In der neuen Musik kommt neben dem Liedhaften dann nicht selten das Arienhafte mit dem Gestus des Opernhaften, Dramatischen, Theatralischen ins Spiel. Die Bezeichnung „Konzertarie“ trägt dem Rechnung. Zwar dominiert in der Neuen Musik nach 1945 schon aus aufführungspraktischen Gründen das Kammermusiklied. Doch auch hier finden sich immer wieder bedeutende Orchesterlieder.
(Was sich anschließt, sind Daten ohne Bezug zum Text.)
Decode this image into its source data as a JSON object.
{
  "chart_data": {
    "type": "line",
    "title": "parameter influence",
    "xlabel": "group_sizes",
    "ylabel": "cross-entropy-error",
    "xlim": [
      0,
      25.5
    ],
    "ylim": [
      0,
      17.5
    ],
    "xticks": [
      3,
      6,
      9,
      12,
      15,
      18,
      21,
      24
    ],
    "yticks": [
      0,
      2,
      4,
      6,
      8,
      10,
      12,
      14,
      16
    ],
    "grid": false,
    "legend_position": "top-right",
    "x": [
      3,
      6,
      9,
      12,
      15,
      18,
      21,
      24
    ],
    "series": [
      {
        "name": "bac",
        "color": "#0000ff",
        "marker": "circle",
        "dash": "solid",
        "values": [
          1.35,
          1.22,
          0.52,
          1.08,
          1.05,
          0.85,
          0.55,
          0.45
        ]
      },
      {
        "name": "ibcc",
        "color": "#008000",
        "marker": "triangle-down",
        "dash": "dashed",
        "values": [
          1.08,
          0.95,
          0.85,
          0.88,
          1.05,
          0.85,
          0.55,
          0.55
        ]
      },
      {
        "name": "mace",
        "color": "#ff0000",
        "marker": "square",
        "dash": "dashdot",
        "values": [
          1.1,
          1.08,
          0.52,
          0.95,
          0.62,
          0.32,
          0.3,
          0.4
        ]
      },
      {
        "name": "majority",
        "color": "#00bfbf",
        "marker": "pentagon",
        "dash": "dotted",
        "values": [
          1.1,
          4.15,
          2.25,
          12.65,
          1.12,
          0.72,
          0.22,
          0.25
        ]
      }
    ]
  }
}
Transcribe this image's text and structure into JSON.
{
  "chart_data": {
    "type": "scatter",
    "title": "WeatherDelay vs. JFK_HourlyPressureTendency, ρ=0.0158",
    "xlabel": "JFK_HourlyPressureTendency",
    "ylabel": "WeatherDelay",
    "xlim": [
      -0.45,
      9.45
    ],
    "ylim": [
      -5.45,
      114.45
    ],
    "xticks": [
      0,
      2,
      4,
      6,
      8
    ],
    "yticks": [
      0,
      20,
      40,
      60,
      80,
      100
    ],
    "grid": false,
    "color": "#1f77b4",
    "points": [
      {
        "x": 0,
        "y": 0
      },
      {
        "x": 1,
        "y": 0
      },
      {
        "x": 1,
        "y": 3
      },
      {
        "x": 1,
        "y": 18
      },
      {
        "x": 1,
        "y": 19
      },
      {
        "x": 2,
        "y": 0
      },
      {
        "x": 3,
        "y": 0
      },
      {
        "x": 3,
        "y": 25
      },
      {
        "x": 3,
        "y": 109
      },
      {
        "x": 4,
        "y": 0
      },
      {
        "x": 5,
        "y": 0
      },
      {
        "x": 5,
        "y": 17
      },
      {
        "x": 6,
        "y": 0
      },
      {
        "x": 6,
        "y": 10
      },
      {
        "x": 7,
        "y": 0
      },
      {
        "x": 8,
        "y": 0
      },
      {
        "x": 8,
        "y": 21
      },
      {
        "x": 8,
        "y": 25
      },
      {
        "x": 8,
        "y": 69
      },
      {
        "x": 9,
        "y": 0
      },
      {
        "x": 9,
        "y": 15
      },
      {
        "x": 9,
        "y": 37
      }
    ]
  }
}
Das Orchesterlied – das Lied für Singstimme mit Orchesterbegleitung – ist weniger als Gattung, vielmehr durch einzelne Werke bekannt, allen voran die zahlreichen Orchesterlieder von GUSTAV MAHLER (1860–1911), dazu gehören u.a.:
- die unheimlichen beklemmenden Einzellieder „Revelge“ und „Der Tamboursg'sell“ (1899),
- die in Stoff und Ton weit gefächerten 12 Lieder aus „Des Knaben Wunderhorn“ (1893/1905),
- der ergreifende Zyklus „Kindertotenlieder“ (FRIEDRICH RÜCKERT, 1901/1904).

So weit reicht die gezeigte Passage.